In another example embodiment, the first partial pattern 211 and the second partial pattern 223 may be formed by an ion implantation process, and the first partial pattern 211 and the second partial pattern 223 may include at least one of P-type impurities or N-type impurities. The P-type impurities may include boron (B), gallium (Ga), and/or indium (In), and the N-type impurities may include phosphorus (P), arsenic (As), and/or antimony (Sb).

Referring to FIG. 11B, the second insulating pattern 111 and the first partial pattern 211 may be used as barrier films, so that the preliminary semiconductor body 101P exposed to the side surface Sa of the first expansion trench OPN_ena of FIG. 11A may be etched horizontally to form a third expansion trench OPN_ena′. The fourth insulating pattern 123 and the second partial pattern 223 may be used as barrier films, so that the preliminary semiconductor body 101P exposed to the side surface Sb of the second expansion trench OPN_enb of FIG. 11A may be etched in the horizontal direction, thereby forming a fourth expansion trench OPN_enb'.

Referring to FIG. 11C, a first insulating material may be filled in the third expansion trench OPN_ena′ of the first region Ra to form a first preliminary insulating pattern 113P′, and the first insulating material may be filled in the fourth expansion trench OPN_enb′ of the second region Rb to form a third preliminary insulating pattern 124P′. The first insulating material may be silicon oxide.

Referring to FIG. 11D, the upper surface of the preliminary semiconductor body 101P with the upper surface of the first device isolating pattern 120 exposed may be flipped to face downwardly, and then, an adhesive layer 202 and a dummy wafer 201 in a lower portion of the adhesive layer 202 may be formed to cover the first preliminary insulating pattern 113P′, the second insulating pattern 111, the third preliminary insulating pattern 124P′ and the fourth insulating pattern 123.

Referring to FIG. 11E, a semiconductor body 101 may be formed through a polishing process on the preliminary semiconductor body 101P so as to expose an upper surface of the first preliminary insulating pattern 113P′ and an upper surface of the third preliminary insulating pattern 124P′ of FIG. 11D. The first partial pattern 211 of FIG. 11D may be removed through the polishing process for the preliminary semiconductor body 101P, and a first insulating pattern 113′ may be formed through a polishing process for the first preliminary insulating pattern 113P′ so as to expose the upper surface of the first preliminary insulating pattern 113P′. Through the polishing process for the above-mentioned preliminary semiconductor body 101P, the second partial pattern 223 of FIG. 11D may be removed, and a third insulating pattern 124′ may be formed through a polishing process for a third preliminary insulating pattern 124P′ so as to expose an upper surface of the third preliminary insulating pattern 124P′.

The first insulating pattern 113′ may include a first portion 113a′ having a side surface in contact with the semiconductor body 101 and a second portion 113b′ extending from the first portion 113a and having a side surface in contact with the second insulating pattern 111. A lower surface of the first portion 113a′ of the first insulating pattern 113′ may include a region in contact with the semiconductor body 101 and a region from which the second portion 113b′ protrudes.
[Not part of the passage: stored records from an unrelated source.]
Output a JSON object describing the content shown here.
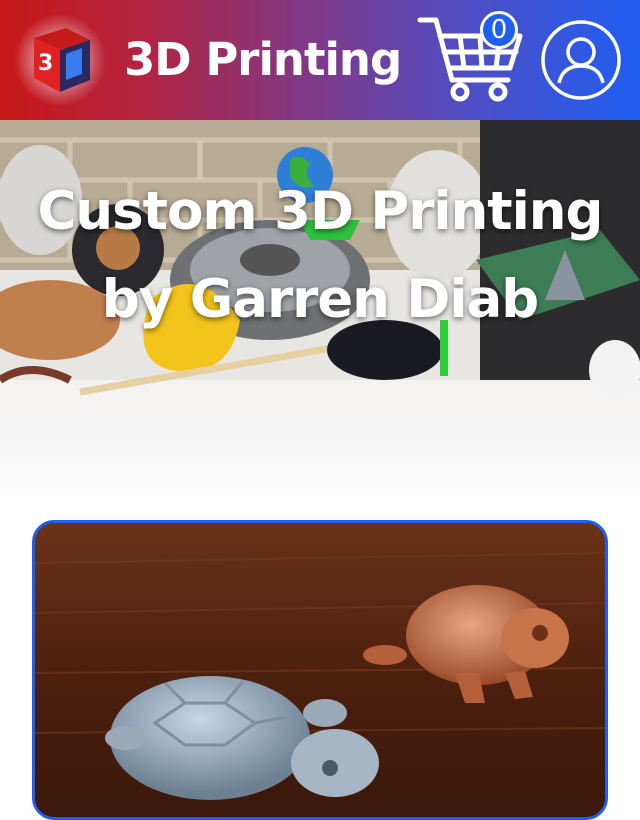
{
  "header": {
    "brand": "3D Printing",
    "logo_text": "3D",
    "cart_count": "0",
    "cart_icon": "shopping-cart-icon",
    "account_icon": "user-account-icon",
    "gradient": [
      "#c81818",
      "#1f5ef2"
    ]
  },
  "hero": {
    "title_line1": "Custom 3D Printing",
    "title_line2": "by Garren Diab"
  },
  "card": {
    "image": "turtle-prints-photo",
    "border_color": "#1f5ef2"
  }
}
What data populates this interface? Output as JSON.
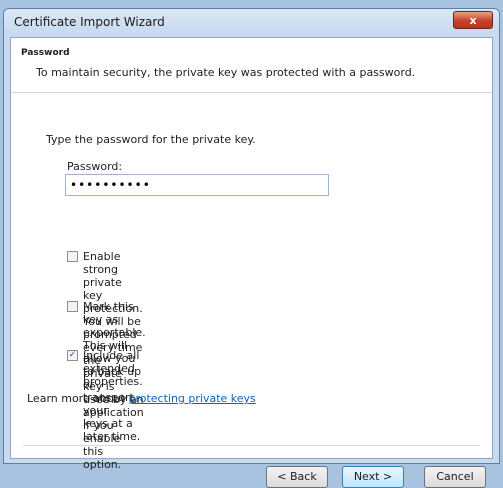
{
  "window": {
    "title": "Certificate Import Wizard",
    "close_glyph": "x"
  },
  "header": {
    "title": "Password",
    "description": "To maintain security, the private key was protected with a password."
  },
  "form": {
    "prompt": "Type the password for the private key.",
    "password_label": "Password:",
    "password_value": "••••••••••"
  },
  "options": [
    {
      "checked": false,
      "line1": "Enable strong private key protection. You will be prompted every time the",
      "line2": "private key is used by an application if you enable this option."
    },
    {
      "checked": false,
      "line1": "Mark this key as exportable. This will allow you to back up or transport your",
      "line2": "keys at a later time."
    },
    {
      "checked": true,
      "line1": "Include all extended properties.",
      "line2": ""
    }
  ],
  "learn_more": {
    "prefix": "Learn more about ",
    "link_text": "protecting private keys"
  },
  "buttons": {
    "back": "< Back",
    "next": "Next >",
    "cancel": "Cancel"
  },
  "colors": {
    "accent_link": "#0b63c5",
    "close_button": "#c7402a"
  }
}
The third insulating pattern 124′ may include a third portion 124a′ having a side surface in contact with the semiconductor body 101 and a fourth portion 124b′ extending from the third portion 124a and having a side surface in contact with the fourth insulating pattern 123. A lower surface of the third portion 124a′ of the third insulating pattern 124′ may include a region in contact with the semiconductor body 101 and a region from which the fourth portion 124b′ protrudes.
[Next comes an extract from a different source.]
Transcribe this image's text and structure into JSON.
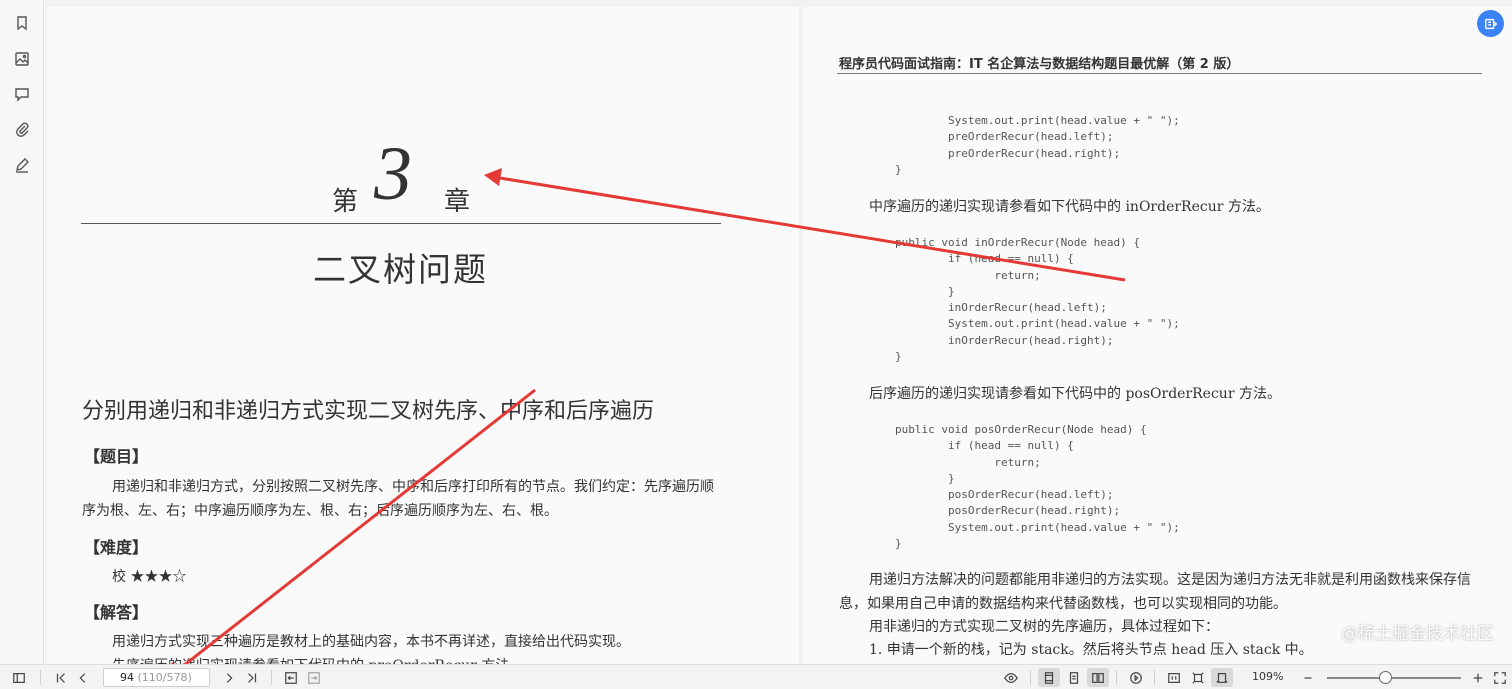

After the polishing process for the preliminary semiconductor body 101P, a process of forming a rear insulating layer 31 of FIG. 3A and bonding the rear insulating layer 31 to the first structure ST1 may be performed.

While example embodiments have been illustrated and described above, it will be apparent to those skilled in the art that modifications and variations could be made without departing from the scope of the present disclosure as defined by the appended claims.